Society

The darker side of China’s dog culture

Remember the the Yulin Dog Festival in Guangxi?

Four years ago when the Fédération Cynologique Internationale awarded the 2019 World Dog Show to Shanghai there was uproar from members of international kennel clubs – especially in Norway and Sweden.

How could China – a country that still hosts the Yulin Dog Meat Festival – be given this honour, they asked?

The Norwegian Kennel Club advised judges and dog owners to boycott unless the Yulin festival was stopped.

The Swedes were incensed too. “The Swedish Kennel Club finds that the respect for the World Dog Show is seriously damaged by being associated with a country that includes horrible dog traditions,” it said.

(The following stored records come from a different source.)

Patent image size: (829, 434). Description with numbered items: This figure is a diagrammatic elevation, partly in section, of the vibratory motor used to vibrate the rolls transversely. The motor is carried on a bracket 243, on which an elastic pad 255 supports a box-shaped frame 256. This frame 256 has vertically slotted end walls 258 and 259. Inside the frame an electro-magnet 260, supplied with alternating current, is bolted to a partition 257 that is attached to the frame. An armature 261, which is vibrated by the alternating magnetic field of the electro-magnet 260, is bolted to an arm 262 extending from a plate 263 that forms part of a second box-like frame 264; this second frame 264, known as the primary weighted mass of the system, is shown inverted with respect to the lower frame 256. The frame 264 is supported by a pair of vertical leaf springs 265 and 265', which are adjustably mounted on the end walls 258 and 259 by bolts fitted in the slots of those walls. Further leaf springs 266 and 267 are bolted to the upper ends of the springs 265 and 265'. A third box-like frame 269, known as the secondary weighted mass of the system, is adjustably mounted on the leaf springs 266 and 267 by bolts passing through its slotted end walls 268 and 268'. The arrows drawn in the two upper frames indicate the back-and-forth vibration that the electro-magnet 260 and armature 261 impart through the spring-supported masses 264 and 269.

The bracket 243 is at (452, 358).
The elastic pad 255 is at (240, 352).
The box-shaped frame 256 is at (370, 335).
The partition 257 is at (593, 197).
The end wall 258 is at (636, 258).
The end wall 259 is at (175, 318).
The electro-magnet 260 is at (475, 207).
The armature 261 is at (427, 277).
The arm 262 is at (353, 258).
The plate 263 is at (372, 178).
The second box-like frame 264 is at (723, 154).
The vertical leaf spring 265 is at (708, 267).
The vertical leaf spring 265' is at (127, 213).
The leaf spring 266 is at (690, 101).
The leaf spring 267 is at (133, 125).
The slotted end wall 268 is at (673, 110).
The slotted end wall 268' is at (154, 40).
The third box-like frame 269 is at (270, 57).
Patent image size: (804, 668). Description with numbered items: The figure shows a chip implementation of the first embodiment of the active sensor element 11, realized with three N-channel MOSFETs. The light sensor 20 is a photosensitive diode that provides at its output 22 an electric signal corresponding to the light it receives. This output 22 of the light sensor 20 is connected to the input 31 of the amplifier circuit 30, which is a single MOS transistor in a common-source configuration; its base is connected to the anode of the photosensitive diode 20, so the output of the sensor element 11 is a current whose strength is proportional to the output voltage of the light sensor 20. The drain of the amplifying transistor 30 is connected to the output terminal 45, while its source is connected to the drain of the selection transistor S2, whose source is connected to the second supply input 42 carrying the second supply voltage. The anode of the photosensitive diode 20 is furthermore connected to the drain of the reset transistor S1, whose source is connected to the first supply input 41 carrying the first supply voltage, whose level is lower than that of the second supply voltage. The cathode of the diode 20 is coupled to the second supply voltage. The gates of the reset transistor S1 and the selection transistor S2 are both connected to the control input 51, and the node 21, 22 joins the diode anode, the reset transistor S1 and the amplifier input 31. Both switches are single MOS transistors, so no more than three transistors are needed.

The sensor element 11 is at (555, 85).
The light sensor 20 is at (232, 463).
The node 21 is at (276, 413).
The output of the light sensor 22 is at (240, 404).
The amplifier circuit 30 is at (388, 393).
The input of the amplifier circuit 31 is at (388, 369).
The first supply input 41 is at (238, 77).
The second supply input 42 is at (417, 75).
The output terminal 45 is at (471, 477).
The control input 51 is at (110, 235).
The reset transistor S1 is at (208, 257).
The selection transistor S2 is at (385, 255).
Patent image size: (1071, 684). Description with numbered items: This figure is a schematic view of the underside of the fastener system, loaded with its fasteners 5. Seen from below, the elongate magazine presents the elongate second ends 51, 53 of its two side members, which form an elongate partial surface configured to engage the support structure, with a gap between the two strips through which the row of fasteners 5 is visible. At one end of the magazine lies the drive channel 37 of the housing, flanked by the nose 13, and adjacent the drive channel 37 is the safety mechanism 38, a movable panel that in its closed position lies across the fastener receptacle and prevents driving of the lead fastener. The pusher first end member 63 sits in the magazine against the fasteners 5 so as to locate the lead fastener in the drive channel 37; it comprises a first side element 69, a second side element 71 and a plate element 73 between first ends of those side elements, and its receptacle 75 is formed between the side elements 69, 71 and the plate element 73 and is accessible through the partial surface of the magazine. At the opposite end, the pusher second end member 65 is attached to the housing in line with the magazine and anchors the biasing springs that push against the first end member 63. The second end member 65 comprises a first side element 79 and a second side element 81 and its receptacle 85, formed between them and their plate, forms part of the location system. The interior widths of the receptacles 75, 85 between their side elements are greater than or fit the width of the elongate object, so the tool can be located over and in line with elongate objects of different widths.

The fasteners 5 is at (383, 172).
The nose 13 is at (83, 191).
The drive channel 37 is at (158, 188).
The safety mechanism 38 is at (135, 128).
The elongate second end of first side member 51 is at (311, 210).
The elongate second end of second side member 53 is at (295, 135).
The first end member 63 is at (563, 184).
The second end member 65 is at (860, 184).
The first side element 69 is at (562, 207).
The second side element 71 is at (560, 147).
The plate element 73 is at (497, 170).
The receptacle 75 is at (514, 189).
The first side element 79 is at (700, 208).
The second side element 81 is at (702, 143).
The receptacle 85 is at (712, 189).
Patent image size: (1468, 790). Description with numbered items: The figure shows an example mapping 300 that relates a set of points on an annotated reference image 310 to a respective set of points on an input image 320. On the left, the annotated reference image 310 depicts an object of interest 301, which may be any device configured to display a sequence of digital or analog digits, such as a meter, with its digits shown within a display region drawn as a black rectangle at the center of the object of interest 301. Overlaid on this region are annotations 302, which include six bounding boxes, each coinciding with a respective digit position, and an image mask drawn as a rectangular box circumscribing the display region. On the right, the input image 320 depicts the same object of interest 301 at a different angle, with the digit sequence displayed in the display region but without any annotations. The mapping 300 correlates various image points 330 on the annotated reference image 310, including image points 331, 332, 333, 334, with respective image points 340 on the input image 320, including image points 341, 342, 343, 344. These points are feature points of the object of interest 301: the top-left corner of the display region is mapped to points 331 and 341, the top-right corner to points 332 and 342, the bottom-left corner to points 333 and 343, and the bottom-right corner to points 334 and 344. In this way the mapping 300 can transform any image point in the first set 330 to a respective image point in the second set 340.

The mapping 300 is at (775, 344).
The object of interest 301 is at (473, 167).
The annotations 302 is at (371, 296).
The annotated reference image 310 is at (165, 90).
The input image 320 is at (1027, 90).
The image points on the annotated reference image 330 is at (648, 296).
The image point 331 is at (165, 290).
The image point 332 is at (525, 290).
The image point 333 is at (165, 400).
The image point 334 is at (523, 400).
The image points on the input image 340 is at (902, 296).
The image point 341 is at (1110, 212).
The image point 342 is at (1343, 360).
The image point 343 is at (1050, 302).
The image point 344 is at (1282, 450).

Yet even as the protests at home and overseas continue, the Yulin Dog Festival in Guangxi province limps on (WiC first reported on this gruesome event in issue 243 in 2014).

Last year there were rumours it would be banned, but in the end it still went ahead, with new restrictions from the local government on how public the sale and consumption of dog meat could be.

Supporters of the event say that consuming dog is a Chinese tradition stretching back thousands of years (the belief is if you eat dog meat on the hottest day of the year it will expel most diseases from the body). China’s first astronaut even ate meals made from dog while in space because the meat is meant to have “warming” qualities.

But its detractors say many of the animals eaten at the festival are stolen, transported long distances and kept in awful conditions. Between 10,000 to 15,000 dogs are killed during the 10 day ‘festival’, Yulin’s critics estimate.

The chances are it will be further scaled back this year and possibly even cancelled in 2019 – the year that the World Dog Show is scheduled to occur in Shanghai. But dog lovers fear that once the prestigious event has come and gone, Yulin’s meat festival will resume in 2020 and beyond.